Gravel pelts me as the tires spin before gaining purchase and she’s gone.

The nearest neighbor is explaining to Ms. Regina.

“She had a seizure and looks like she banged her head on the door jam. Seemed to be a pretty nasty gash, too. Stacy tried to get me but I wasn’t dressed and Susan had already gone to get you by the time I got here…”

I tune him out and watch my sister cry. The urge to go to her is strong but I stand as though locked in place. Her sobs turn to choking coughs and she vomits violently.

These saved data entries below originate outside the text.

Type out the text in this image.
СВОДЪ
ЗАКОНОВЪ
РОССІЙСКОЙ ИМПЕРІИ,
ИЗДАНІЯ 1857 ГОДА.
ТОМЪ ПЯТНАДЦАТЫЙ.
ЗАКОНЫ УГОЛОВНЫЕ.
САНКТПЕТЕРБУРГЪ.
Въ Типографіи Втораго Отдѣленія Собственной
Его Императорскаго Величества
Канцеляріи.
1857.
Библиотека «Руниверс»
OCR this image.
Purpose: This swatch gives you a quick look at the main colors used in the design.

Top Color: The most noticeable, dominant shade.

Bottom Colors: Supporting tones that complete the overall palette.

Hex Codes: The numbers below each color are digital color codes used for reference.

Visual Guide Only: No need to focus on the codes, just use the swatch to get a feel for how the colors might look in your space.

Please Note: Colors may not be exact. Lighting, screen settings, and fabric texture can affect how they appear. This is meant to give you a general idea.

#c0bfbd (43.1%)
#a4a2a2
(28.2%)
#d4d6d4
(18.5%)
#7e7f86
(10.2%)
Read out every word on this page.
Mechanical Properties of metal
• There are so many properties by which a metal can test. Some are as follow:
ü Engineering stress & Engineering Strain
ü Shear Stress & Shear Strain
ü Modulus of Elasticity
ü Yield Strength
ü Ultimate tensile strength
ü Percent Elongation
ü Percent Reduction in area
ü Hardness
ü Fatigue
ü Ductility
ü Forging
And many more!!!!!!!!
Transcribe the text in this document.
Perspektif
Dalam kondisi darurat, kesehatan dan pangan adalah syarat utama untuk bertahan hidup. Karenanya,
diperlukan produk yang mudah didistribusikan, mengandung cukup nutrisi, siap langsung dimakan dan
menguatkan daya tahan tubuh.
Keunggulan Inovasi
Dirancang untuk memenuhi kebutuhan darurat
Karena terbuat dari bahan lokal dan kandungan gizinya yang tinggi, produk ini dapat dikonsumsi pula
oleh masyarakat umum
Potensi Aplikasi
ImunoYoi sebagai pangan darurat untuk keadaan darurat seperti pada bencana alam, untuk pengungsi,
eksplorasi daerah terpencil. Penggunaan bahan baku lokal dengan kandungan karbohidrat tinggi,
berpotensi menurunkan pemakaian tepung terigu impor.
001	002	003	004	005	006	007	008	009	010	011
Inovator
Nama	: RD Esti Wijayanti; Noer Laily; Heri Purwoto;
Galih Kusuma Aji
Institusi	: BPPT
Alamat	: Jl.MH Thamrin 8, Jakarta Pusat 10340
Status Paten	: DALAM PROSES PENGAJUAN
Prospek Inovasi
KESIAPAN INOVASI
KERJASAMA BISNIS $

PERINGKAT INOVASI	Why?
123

The adults finally turn from their conversation and comfort her with shameful blushes.

Mommy doesn’t come home. They tell us Daddy is with her at the hospital and she’s okay. I nod but I don’t really believe them.

I begin imagining my life without her, obsessing over details. Daddy works two jobs, a living specter among us. I don’t see him so much as occasional evidence of his existence. Who will look after us?

I awake the next morning in tears, shivering from the ghoulish vision of her blood soaked eye staring at me in my dream as her disembodied voice asks why I wasn’t faster.

My sobbing wakes my sister and sends my Daddy running to my side.

I am inconsolable until he brings me to their bed and shows me her bruised, bandaged, yet smiling face. She invites me under the warmth of the covers and I snuggle incessantly, an atom’s separation filling me with dread.  I cling to her and fall asleep watching her chest rise and fall.

Life goes on and the next morning it’s as though nothing happened. Daddy is gone before I wake and Mommy herds us to school.

I fidget through the day, pecking at lunch, my stomach churning until I see her again. I hug her with all my strength as she chats brightly with my kindergarten teacher.

“What happened to your Mom’s face?” My teacher is smiling. “Did you do that to her?”

I fold.

The tears are immediate as I howl from the floor. Her expression transforms from bright smiles to shocked horror as I scream, “I would never hurt my Mommy! I love her!”

I am enveloped in gentle arms and lifted up as they rush to reassure me.

It was a tease, a joke they insist, but I have looked into her sightless eyes and seen the misery of life without her.

She still coos softly, her chin resting on my head as she carries me out of the building. I revel in the love I almost lost and swear that I will always be mindful of this woman and how blessed I am to love her.